Foto: GEORGI LICOVSKI/EPA

Hier hilft nur noch Hilfe, Herr Seehofer

Erwachsene Flüchtlinge drängen sich nach vorne, eine Wand aus mazedonischen Grenztruppen schiebt sie zurück – mittendrin zwei Kinder. Die schiere Angst steht ihnen ins Gesicht geschrieben. Chaos, Verzweiflung, Brutalität.

Hannah Meudt hofft, dass in der Flüchtlingsdebatte wieder die Menschlichkeit in den Vordergrund rückt. (Foto: PRIVAT)
Hannah Meudt hofft, dass in der Flüchtlingsdebatte wieder die Menschlichkeit in den Vordergrund rückt. (Foto: PRIVAT)

Das Foto, das Georgi Licovski am 21. August des vergangenen Jahres an der griechisch-mazedonischen Grenze aufnahm, ging um die Welt. Nun wurde es von Unicef Deutschland und dem „Geo Magazin“ als Foto des Jahres 2015 prämiert. Diese Würdigung wird Aufnahmen zuteil, die die Lebensumstände und Persönlichkeit von Kindern auf der ganzen Welt festhalten. Dass die ersten drei Auszeichnungen an Fotografen gingen, deren Fotos Flüchtlingskinder abbilden, sendet ein wichtiges Signal: Die Flüchtlingskrise ist eine, wenn nicht sogar die größte politische und soziale Herausforderung, der wir uns zurzeit gegenübersehen.

Angesichts der Vielzahl von Asylsuchenden macht sich zunehmend Überforderung breit. Die deutsche Bevölkerung fand sich in den vergangenen Monaten gespalten zwischen Willkommenskultur und Parolen in verschiedenen Braunschattierungen.

Ende des Jahres war in der Politik nun immer häufiger von Zahlen die Rede statt von Menschen. Fast 1,1 Millionen Flüchtlinge in 2015, 477 000 Asylanträge, mehr als 800 Anschläge auf Flüchtlingsunterkünfte, minus elf Grad am Lageso, wo täglich 200 Fälle bearbeitet werden können, aber 800 Menschen warten. Und dann nannte CSU-Chef Horst Seehofer vor wenigen Tagen plötzlich eine neue Zahl: 200 000. Maximal so viele Flüchtlinge will er pro Jahr einreisen lassen.

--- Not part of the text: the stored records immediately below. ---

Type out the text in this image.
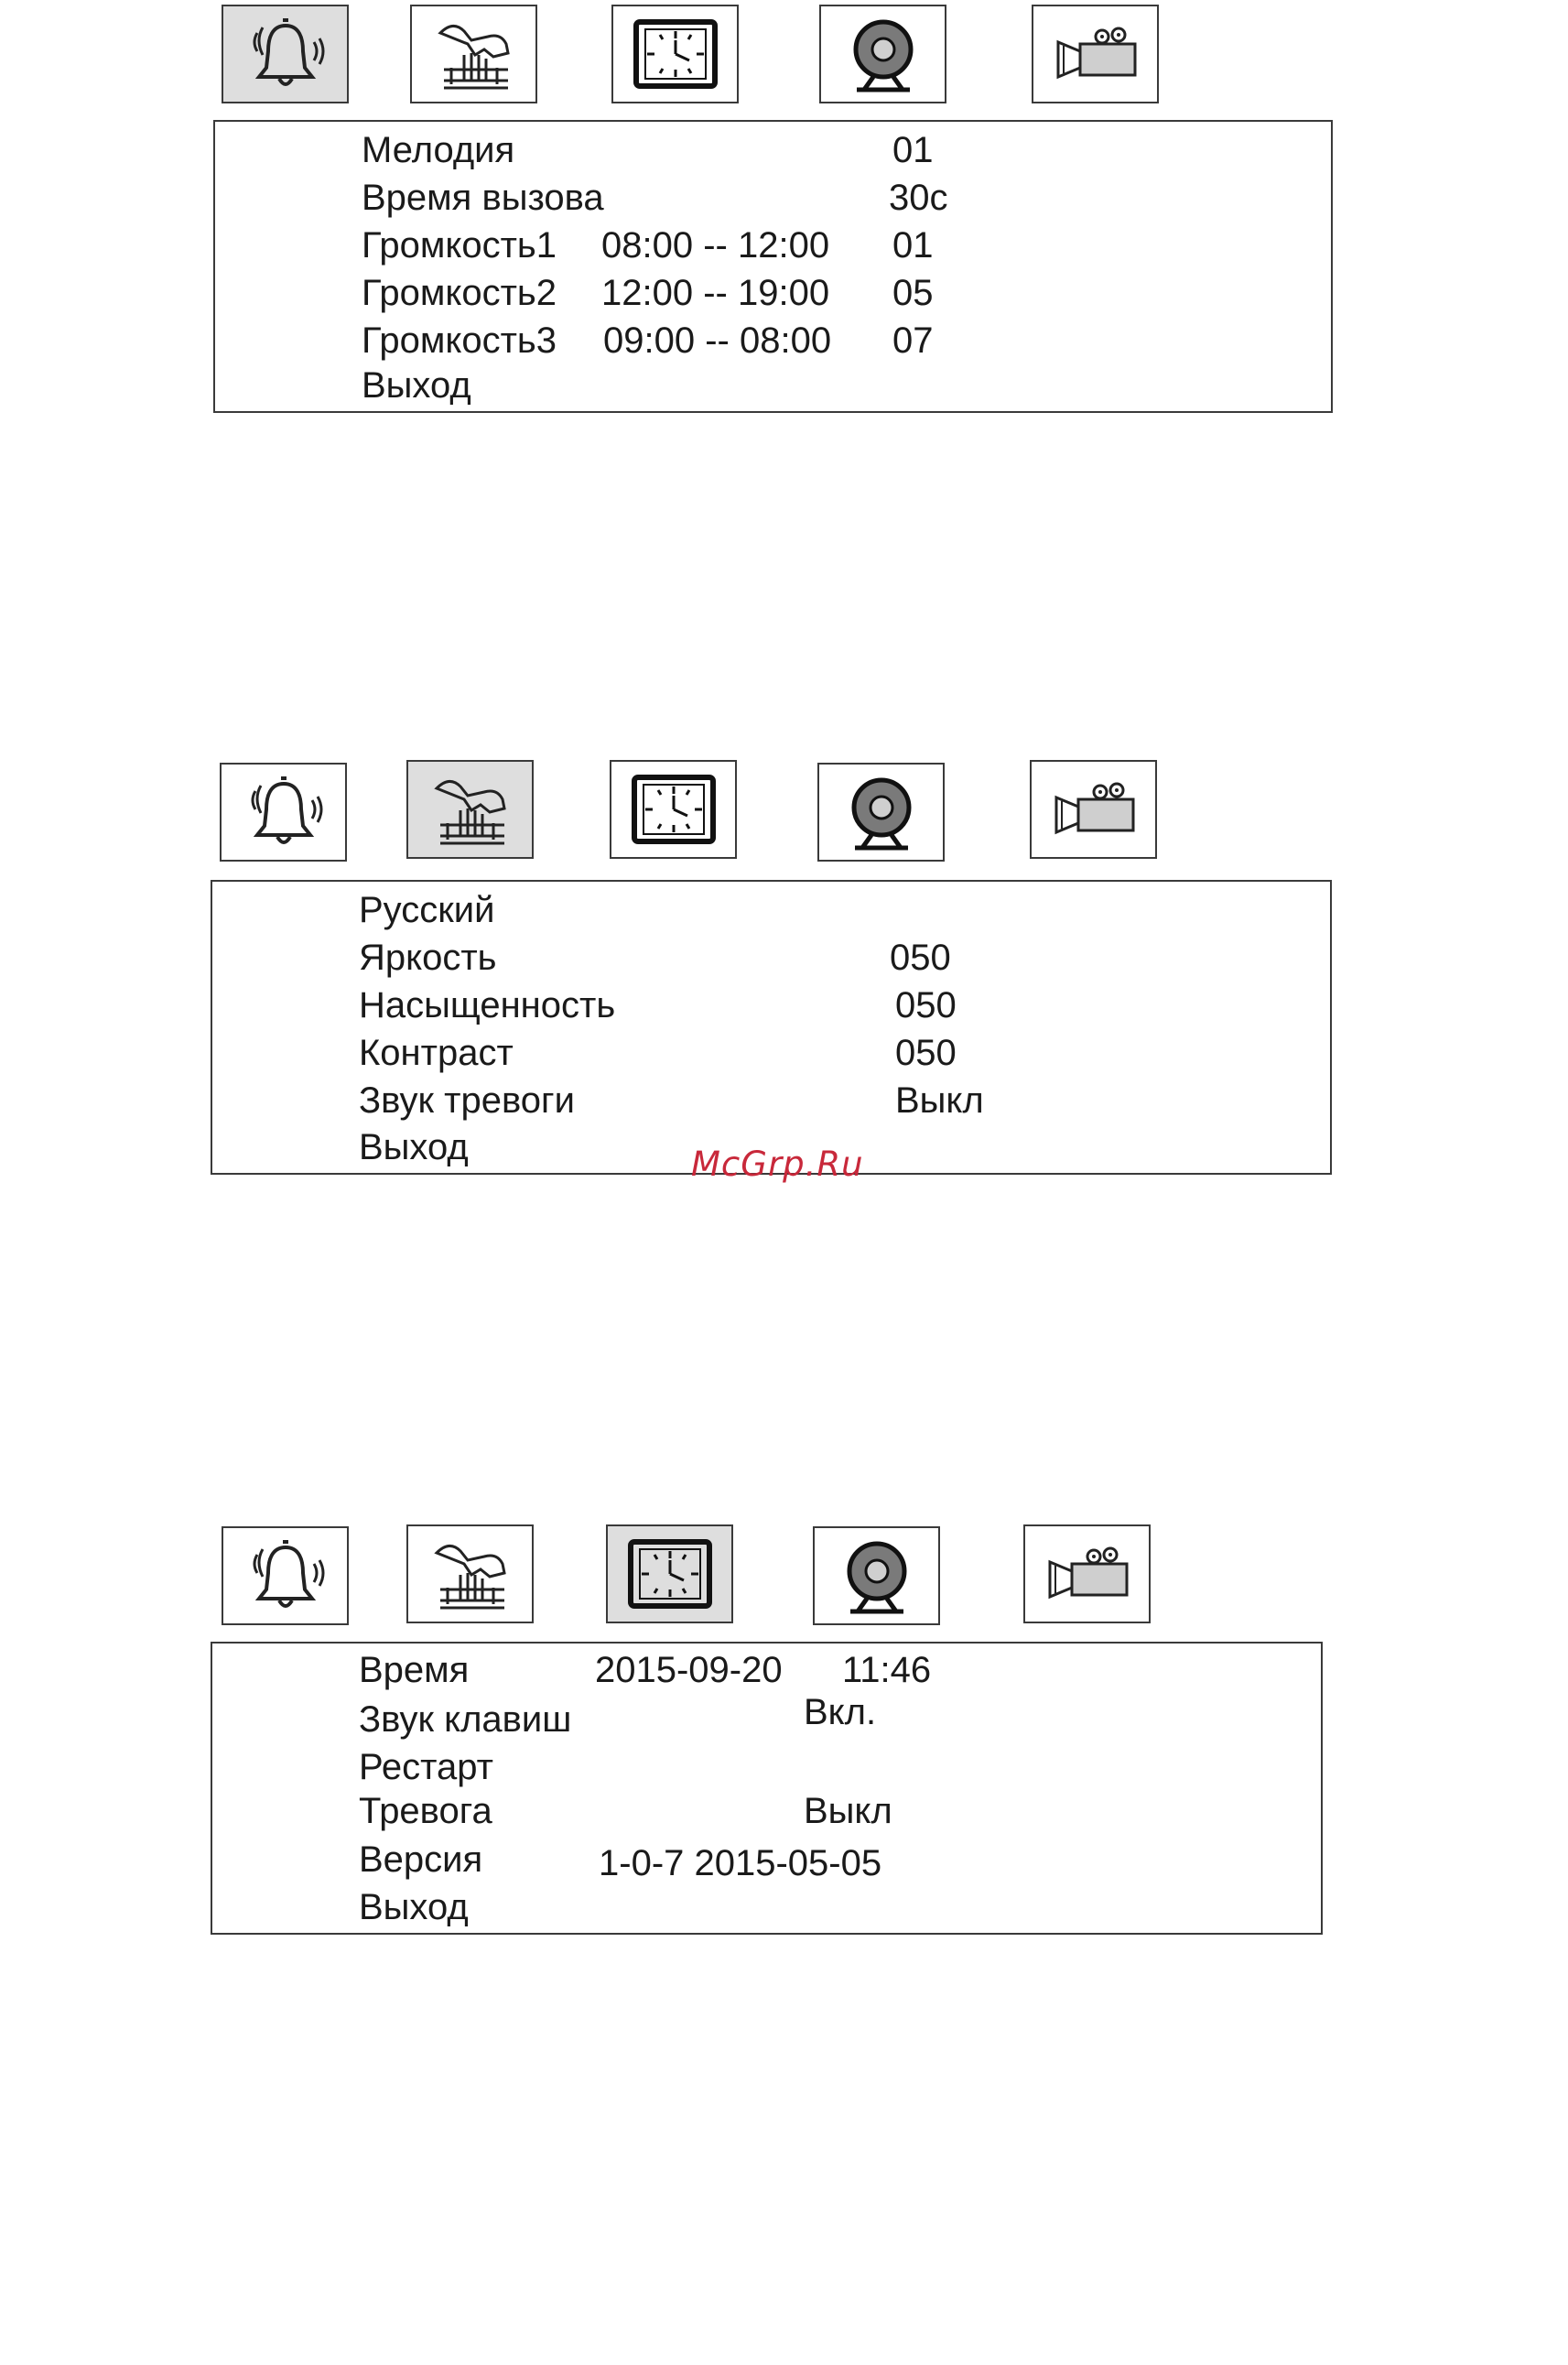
Мелодия	01
Время вызова	30с
Громкость1 08:00 -- 12:00 01
Громкость2 12:00 -- 19:00 05
Громкость3 09:00 -- 08:00 07
Выход
Русский
Яркость	050
Насыщенность	050
Контраст	050
Звук тревоги	Выкл
Выход	McGrp.Ru
Время	2015-09-20 11:46
Звук клавиш	Вкл.
Рестарт
Тревога	Выкл
Версия	1-0-7 2015-05-05
Выход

Das Unicef-Foto des Jahres 2015 zeigt zwei Flüchtlingskinder an der griechisch-mazedonischen Grenze. Foto: GEORGI LICOVSKI/EPA
Das Unicef-Foto des Jahres 2015 zeigt zwei Flüchtlingskinder an der griechisch-mazedonischen Grenze. Foto: GEORGI LICOVSKI/EPA

An dieser Stelle lohnt abermals ein Blick auf Licovskis Foto, um sich wieder ins Gedächtnis zu rufen, dass es hier um Menschen geht, darunter unzählige Kinder. Unzählig nicht nur, weil es bisher kaum konkrete Zahlen gibt. Laut einer Unicef-Schätzung war jeder vierte Flüchtling, der 2015 über die Balkanroute in die EU kam, minderjährig. Rund 60 000 unbegleitete minderjährige Flüchtlinge erreichten während der vergangenen zwölf Monate Deutschland. Unzählig sind die Flüchtlingskinder aber auch deshalb, weil es mit Zählen und Zahlen, mit Grenzen und Begrenzung nicht getan ist. Seinen Geburtsort kann sich niemand aussuchen. Licovski wurde gerade zum richtigen Zeitpunkt ausgezeichnet: Er rückt all jene Unschuldige in unser Blickfeld, denen das schwere Schicksal zuteil wurde, an einem unsicheren Ort auf die Welt zu kommen. Hier hilft nur Hilfe.

Wie es für die Kinder auf dem Foto weiterging, ist nicht bekannt. Wären sie Nummer 200 001 und 200 002 an der deutschen Grenze, würden Sie die beiden abschieben, Herr Seehofer? Ich könnte es nicht.